Mises Daily

Petroleum Pork

The Clinton/Gore administration’s policy of depleting the Strategic Oil Reserve to ostensibly hold down oil prices has been widely criticized by industry analysts, Alan Greenspan, and even Treasury Secretary Lawrence Summers as being too insignificant to have any sizable effect on oil prices.

“It’s a silly idea,” said Carl Weinberg, chief economist at High Frequency Economics, Ltd. of New York. “The market would just shrug that off,” declared John Lichtblau, oil specialist at the PIRA Energy Group in New York.

But these critics miss the point: The Clinton/Gore administration doesn’t want to push down the overall price of oil, it wants to use the extra supplies to buy votes in politically marginal states before the November election, especially the Northeast. In this regard it is simply following in the footsteps of the king of pork barrel spending and patron saint of Democrats everywhere, Franklin Delano Roosevelt.

Historians have spread the myth that FDR “spent the country out of the Depression,” but the overriding objective of New Deal spending was to strategically buy votes to help assure FDR’s reelection. A 1938 “Official Report of the U.S. Senate Committee on Campaign Expenditures” found, for example, that Works Progress Administration (WPA) workers in Kentucky and Pennsylvania were required, as a condition of employment, to vote for the senior senator from Kentucky, an FDR supporter. Republicans in those states were instructed to change their party affiliation if they wanted to keep their jobs, and all WPA employees were told to donate 2 percent of their wages to the Roosevelt campaign in order to remain employed.

In Pennsylvania, “employment cards” were issued by the Roosevelt administration that entitled card holders to “two to four weeks of employment around election time,” while in Illinois WPA jobs consisted of “canvassing” for Democratic votes shortly before election time, after which the workers were laid off.
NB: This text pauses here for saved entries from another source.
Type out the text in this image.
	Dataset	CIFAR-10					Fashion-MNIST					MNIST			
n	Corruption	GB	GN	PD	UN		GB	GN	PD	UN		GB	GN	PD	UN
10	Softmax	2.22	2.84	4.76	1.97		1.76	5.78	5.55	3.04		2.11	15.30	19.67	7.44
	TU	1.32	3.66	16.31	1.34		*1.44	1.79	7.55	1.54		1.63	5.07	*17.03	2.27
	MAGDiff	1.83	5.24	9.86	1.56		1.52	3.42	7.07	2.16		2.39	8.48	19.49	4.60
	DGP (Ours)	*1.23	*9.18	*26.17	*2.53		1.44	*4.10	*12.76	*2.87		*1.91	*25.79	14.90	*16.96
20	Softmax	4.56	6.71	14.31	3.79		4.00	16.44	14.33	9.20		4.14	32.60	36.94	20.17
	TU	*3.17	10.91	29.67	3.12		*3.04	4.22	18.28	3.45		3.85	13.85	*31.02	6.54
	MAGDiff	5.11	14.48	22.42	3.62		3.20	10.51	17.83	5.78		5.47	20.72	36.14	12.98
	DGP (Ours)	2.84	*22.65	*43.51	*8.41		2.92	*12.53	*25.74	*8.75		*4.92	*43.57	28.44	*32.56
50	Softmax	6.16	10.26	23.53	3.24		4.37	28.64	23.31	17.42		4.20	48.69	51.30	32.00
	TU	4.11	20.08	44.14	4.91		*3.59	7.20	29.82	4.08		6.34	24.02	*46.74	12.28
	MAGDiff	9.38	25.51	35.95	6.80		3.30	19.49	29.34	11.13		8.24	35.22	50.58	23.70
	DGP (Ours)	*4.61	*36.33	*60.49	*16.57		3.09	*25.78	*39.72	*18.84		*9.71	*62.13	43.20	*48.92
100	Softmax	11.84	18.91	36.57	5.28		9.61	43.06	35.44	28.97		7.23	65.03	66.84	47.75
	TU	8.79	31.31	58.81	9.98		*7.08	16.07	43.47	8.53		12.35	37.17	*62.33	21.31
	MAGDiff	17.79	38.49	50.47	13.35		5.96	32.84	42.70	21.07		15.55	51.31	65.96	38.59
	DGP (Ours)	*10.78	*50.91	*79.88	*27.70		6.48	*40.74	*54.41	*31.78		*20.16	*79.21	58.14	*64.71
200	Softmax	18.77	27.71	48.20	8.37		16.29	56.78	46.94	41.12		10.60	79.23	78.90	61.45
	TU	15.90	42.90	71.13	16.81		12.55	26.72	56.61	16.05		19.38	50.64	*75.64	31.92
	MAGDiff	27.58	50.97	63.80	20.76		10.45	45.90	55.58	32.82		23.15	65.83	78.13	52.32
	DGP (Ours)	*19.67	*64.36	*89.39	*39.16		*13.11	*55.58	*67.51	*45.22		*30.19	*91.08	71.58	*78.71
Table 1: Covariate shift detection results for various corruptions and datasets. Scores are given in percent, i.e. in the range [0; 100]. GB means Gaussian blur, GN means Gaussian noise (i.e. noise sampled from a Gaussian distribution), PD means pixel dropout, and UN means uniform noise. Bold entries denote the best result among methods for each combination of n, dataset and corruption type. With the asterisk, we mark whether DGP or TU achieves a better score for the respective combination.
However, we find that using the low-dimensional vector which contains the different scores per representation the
More recently, economists William Shughart and Jim Couch (The Political Economy of the New Deal) noted that even though the South was most adversely affected by the Depression, the lion’s share of New Deal subsidies went to western states, where FDR’s support was weakest. The average resident of a western state received 60 percent more subsidies than did the average southerner.

Stanford University economist Gavin Wright also found that during the New Deal, those states where the percentage of the electoral vote going to the Democratic Party in 1932 and 1936 was lower, New Deal spending was the highest. FDR allocated New Deal spending to where it was most helpful to him, not where the Depression was the severest. “The distribution of the billions of dollars appropriated by Congress to prime the economic pump,’ write Shughart and Couch, “was guided less by considerations of economic need than by the forces of ordinary politics.”

So it should not come as a surprise to anyone that the Clinton/Gore administration has responded to higher oil prices -- caused primarily by its own environmental policies that have blocked domestic oil exploration -- by proposing to buy votes with the Strategic Petroleum Reserve. It gets cold in October in the Northeast, where heating oil prices are expected to be at least 50 percent higher than last winter Anticipating political problems caused by higher heating oil prices, the administration this past July set up a government-run “home heating oil reserve” in the Northeast. Vice President Gore’s current proposal to tap further into the Strategic Petroleum Reserve is just a continuation of this vote-buying strategy.

What’s next for the most cynical and manipulative administration in memory -- renting out the Lincoln bedroom for campaign cash?